Third, communities need to be discoverable. Communities need to have ‘entry points’, which need to be where the customers are. And members want a choice of entry points – they could be searching for information on Search Engines such as Google, looking for resolution to a problem on the company’s website, looking to provide feedback via a mobile application or while using the product, and making a recommendation on a social network. So customer communities need to provide entry points through all sorts of places to make it convenient for members.

Fourth, it is about meeting the member’s need at the right moment – this could be about matching them to the right content or connecting them to the right community member, and hopefully creating an ‘Aha moment’.

The last critical success factor is engagement. Just because you provide opportunities for people to participate does not mean that they are going to do it. How do you get them to participate on a repeat basis? At Get Satisfaction, we spend a lot of time thinking about that and designing products that make it easy for members to engage with the community on a continuous basis. Ongoing member engagement within a community is what ultimately creates value.

Vanessa: Can you share some examples of thriving communities?
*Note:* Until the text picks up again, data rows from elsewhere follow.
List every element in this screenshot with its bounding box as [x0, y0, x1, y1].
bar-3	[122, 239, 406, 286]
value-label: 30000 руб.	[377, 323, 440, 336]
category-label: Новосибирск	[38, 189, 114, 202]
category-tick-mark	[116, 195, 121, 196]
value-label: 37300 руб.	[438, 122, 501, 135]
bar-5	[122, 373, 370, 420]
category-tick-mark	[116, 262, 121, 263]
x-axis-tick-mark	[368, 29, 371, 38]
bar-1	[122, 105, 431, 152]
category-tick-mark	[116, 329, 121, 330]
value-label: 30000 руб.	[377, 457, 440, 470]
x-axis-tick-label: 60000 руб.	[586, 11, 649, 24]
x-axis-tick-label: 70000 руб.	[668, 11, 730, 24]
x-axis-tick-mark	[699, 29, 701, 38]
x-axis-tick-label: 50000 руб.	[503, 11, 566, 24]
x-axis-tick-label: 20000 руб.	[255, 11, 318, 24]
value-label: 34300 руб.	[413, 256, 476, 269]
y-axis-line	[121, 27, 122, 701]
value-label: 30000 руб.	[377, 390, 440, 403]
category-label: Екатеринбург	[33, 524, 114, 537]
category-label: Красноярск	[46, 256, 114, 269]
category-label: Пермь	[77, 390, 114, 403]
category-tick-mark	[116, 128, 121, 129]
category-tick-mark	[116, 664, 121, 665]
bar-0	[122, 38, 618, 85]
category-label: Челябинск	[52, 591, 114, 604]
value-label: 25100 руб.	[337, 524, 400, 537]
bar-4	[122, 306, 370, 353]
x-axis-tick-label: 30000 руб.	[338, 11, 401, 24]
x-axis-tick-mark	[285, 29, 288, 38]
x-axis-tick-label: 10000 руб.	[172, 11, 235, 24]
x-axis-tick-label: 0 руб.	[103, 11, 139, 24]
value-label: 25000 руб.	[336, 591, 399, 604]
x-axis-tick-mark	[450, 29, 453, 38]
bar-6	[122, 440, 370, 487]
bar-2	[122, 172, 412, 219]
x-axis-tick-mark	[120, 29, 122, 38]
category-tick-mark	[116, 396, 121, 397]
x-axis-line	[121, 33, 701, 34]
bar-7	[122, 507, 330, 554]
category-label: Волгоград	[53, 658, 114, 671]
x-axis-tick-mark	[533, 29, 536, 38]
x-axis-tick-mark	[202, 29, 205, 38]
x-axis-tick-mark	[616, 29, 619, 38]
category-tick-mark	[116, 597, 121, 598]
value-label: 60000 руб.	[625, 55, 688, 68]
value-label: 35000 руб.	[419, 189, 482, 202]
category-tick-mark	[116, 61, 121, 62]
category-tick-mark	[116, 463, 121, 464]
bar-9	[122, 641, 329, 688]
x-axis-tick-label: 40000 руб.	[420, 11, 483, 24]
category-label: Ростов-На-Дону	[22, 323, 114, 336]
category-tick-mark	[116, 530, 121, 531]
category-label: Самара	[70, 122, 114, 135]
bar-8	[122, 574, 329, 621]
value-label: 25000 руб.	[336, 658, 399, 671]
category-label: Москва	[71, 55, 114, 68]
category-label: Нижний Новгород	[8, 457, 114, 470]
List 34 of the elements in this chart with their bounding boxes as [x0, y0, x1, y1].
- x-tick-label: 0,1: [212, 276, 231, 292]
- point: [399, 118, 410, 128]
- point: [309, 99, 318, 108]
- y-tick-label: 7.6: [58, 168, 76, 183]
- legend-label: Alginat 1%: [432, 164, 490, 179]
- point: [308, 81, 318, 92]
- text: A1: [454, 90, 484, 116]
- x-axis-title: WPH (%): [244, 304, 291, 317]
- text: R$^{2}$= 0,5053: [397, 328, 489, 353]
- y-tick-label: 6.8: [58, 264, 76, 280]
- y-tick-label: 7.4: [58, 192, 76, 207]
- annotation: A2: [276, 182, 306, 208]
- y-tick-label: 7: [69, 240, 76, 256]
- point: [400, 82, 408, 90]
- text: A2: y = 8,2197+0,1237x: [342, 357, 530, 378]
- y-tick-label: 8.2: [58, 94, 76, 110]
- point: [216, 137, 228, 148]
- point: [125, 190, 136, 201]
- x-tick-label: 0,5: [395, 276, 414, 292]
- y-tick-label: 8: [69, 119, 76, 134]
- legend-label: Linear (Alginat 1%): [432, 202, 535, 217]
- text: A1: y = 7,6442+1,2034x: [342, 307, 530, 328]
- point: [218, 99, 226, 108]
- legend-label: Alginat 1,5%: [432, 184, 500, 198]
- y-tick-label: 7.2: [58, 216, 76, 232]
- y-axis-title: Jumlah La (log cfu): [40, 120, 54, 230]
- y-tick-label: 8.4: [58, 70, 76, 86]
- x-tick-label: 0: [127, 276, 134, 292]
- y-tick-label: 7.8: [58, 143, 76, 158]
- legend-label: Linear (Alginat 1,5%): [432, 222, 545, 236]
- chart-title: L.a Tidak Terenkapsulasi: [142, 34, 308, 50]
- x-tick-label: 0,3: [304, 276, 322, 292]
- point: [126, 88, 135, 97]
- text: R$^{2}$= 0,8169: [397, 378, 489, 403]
Rahul: One example of an interesting community is Prezi. Prezi provides presentation software to about 40 million people. Eighty percent of the Fortune 500 companies their product. The community business case was driven by the need to scale their premium service model without increasing the cost of service. They used the Get Satisfaction platform to create a self-service community for their premium customers. It was so successful that they rolled it out to their free customers. And ultimately, saw a larger percentage of free customers convert to premium plans.

Another great community example is Get Satisfaction customer SPS Commerce. They are a leader in cloud-based supply chain management systems. They launched their community to be a crowd-sourced online knowledge base where customers can quickly get answers to their questions for the purpose of deflecting support costs. They have deflected about 50,000 inbound support requests to email and phone last year. Support requests typically cost between $10 and $50 each. So by that logic, they are saving anywhere between $500,000 and $2.5M annually through their Get Satisfaction community. These are significant economic benefits.

And finally TriNet, who provides HR solutions to small and medium businesses and uses community to help drive product innovation. They wanted to have a culture of continuous innovation based on customer input. For example, one idea shared in the community was to create a preview page before a final payroll is submitted. Hundreds of people weighed in favorably and said, “Hey, this is a really good idea. We need this too.” Without a customer community, TriNet would have never have known that was such a high priority across the customer base. They also embedded the community right into the product so customers don’t have to go elsewhere to provide that feedback and that drives participation.

Vanessa: What is the future of online community – where are we are headed as an industry?

Rahul: Our vision for the future of online communities is to create a world where communities are ingrained in the way companies do business. We imagine a world where communities connect any customer, anywhere, anyhow and at their point of need; a world where communities help companies be more open, authentic and help serve their customers better; and a world where communities are part of the operational fabric of a company; a world where communities help companies be smarter about their customers.